!!! I am just starting to understand PyTorch !!!
Assume that the model has the following architecture:
(conv1): Conv2d(2, 6, kernel_size=(5, 5), stride=(1, 1))
(pool): MaxPool2d(kernel_size=2, stride=2, padding=0, dilation=1, ceil_mode=False)
(conv2): Conv2d(6, 16, kernel_size=(5, 5), stride=(1, 1))
(fc1): Linear(in_features=256, out_features=120, bias=True)
(fc2): Linear(in_features=120, out_features=84, bias=True)
(fc3): Linear(in_features=84, out_features=10, bias=True)
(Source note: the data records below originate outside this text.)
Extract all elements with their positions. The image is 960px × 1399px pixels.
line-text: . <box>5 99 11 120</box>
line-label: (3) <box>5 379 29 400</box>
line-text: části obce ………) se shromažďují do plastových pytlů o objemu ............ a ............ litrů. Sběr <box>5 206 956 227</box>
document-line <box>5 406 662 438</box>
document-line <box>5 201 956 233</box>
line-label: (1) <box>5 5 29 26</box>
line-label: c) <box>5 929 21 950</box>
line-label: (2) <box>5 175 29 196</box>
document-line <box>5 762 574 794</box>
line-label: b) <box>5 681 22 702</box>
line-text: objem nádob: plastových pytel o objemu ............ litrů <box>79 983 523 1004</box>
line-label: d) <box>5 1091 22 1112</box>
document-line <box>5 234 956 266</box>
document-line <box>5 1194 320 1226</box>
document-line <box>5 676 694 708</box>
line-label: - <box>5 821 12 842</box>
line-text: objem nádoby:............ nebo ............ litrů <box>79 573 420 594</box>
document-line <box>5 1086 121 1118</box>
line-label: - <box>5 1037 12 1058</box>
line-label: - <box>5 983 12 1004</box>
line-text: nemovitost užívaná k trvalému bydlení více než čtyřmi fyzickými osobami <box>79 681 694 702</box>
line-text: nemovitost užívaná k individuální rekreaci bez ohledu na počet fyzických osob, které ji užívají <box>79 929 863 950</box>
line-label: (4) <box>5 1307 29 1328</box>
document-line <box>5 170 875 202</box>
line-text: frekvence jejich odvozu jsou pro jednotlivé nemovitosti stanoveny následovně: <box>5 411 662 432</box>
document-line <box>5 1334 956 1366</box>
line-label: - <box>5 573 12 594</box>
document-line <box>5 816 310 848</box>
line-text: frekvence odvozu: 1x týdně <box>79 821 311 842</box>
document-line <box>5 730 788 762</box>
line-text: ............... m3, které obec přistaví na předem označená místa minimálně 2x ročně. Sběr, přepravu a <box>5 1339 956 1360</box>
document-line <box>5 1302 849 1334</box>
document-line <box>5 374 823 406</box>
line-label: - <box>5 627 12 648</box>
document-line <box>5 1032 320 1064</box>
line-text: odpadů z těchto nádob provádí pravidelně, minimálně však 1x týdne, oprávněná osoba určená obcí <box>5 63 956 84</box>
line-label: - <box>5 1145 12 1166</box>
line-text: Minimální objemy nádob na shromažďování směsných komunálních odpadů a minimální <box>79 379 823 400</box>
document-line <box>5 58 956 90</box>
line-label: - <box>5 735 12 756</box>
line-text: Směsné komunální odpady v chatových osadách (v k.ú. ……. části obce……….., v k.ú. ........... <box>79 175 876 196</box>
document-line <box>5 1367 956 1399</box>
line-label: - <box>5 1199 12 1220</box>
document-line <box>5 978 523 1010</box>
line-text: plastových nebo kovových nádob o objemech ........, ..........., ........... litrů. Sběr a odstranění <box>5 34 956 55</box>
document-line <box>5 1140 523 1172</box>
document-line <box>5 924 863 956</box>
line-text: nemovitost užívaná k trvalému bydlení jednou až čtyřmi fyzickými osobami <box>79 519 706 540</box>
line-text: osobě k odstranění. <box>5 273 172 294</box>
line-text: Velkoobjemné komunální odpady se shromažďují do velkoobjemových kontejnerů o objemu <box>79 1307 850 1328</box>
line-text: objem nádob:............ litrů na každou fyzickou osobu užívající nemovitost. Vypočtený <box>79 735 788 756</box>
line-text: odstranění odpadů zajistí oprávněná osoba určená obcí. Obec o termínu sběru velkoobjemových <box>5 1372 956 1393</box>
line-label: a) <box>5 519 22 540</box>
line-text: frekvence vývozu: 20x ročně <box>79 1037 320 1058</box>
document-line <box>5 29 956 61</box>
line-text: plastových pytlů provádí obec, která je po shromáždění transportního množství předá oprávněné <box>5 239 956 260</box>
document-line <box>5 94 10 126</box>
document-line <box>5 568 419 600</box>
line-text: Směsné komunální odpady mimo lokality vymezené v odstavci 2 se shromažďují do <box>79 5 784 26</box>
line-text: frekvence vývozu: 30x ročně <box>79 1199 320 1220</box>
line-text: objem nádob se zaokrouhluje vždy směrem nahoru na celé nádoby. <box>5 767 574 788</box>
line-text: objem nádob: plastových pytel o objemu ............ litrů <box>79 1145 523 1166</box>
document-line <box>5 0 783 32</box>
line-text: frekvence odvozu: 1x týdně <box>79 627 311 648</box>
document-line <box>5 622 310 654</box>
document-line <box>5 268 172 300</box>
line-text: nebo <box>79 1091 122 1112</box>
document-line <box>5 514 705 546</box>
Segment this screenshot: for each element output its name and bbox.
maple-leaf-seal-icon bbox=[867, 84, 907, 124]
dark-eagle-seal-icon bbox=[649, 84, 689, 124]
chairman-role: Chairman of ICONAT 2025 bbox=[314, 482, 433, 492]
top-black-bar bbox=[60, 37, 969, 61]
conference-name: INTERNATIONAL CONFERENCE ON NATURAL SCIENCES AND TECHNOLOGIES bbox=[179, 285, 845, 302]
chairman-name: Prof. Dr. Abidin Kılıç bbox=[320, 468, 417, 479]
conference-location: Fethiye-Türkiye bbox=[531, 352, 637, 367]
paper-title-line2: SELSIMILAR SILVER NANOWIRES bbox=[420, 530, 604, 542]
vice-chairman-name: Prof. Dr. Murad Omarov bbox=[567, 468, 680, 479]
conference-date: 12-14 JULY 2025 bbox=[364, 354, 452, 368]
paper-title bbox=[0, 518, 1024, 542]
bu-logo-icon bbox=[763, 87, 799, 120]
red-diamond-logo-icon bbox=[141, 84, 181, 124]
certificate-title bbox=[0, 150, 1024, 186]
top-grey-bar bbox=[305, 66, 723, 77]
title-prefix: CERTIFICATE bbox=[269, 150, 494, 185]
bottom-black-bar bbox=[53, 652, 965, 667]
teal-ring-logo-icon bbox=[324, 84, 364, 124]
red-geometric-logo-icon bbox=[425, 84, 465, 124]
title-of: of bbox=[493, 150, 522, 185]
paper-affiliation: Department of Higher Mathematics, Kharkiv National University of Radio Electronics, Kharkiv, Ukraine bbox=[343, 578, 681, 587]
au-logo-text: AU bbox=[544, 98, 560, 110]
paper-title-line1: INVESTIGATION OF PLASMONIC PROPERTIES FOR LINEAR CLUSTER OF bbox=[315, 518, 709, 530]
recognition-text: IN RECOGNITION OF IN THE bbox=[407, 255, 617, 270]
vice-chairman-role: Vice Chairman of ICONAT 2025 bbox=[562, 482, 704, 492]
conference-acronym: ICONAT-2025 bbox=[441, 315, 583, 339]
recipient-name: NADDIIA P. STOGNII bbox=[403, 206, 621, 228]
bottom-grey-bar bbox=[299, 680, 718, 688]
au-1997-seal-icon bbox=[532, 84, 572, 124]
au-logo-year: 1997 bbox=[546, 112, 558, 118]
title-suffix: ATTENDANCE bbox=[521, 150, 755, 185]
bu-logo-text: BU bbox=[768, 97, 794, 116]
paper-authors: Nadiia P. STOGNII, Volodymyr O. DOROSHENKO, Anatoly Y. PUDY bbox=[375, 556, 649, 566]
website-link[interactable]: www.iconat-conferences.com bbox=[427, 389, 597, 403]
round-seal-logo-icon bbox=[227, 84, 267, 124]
What should I do to add some MyFunction between conv1 and pool layers, for example?
Here is my current code:
class CNN(Module):
def __init__(self) -> None:
super(CNN, self).__init__()
self.cnn_layer = Sequential(
Conv2d(in_channels=2, out_channels=6, kernel_size=5),
# MyFunction here
ReLU(inplace=True),
MaxPool2d(kernel_size=2, stride=2),
)
self.linear_layers = Sequential(
Linear(256, 120), Linear(120, 84), Linear(84, 10)
)
def forward(self, image):
image = self.cnn_layer(image)
image = image.view(-1, 4 * 4 * 16)
image = self.linear_layers(image)
return image
Note, a Sequential
layer is just a way to bundle multiple feed-forward layers into "one". This means, you dont need to pass your data to each layer explicitly (in contrast what I did below). I rewrote your example without Sequential
layers so that you see what happens underneath. Doing so makes it easy to access the layer outputs / inputs and change them according to your needs. Of course you could re-arange your Sequential
bundles to make a split where you need to access the x
for your "function".
class CNN(Module):
def __init__(self) -> None:
super(CNN, self).__init__()
self.conv1 = Conv2d(in_channels=2, out_channels=6, kernel_size=5)
self.relu1 = ReLU(inplace=True)
self.maxpool1 = MaxPool2d(kernel_size=2, stride=2)
self.flatten = Flatten()
self.linear1 = Linear(256, 120)
self.linear2 = Linear(120, 84)
self.linear3 = Linear(84, 10)
def forward(self, image):
x = self.conv1(image)
x = x * 2 - 123 # arbitrary stuff
x = self.relu1(x)
x = self.maxpool(x)
x = self.flatten(x) # shorter than your reshaping
x = linear1(x)
x = linear2(x)
x = linear3(x)
return x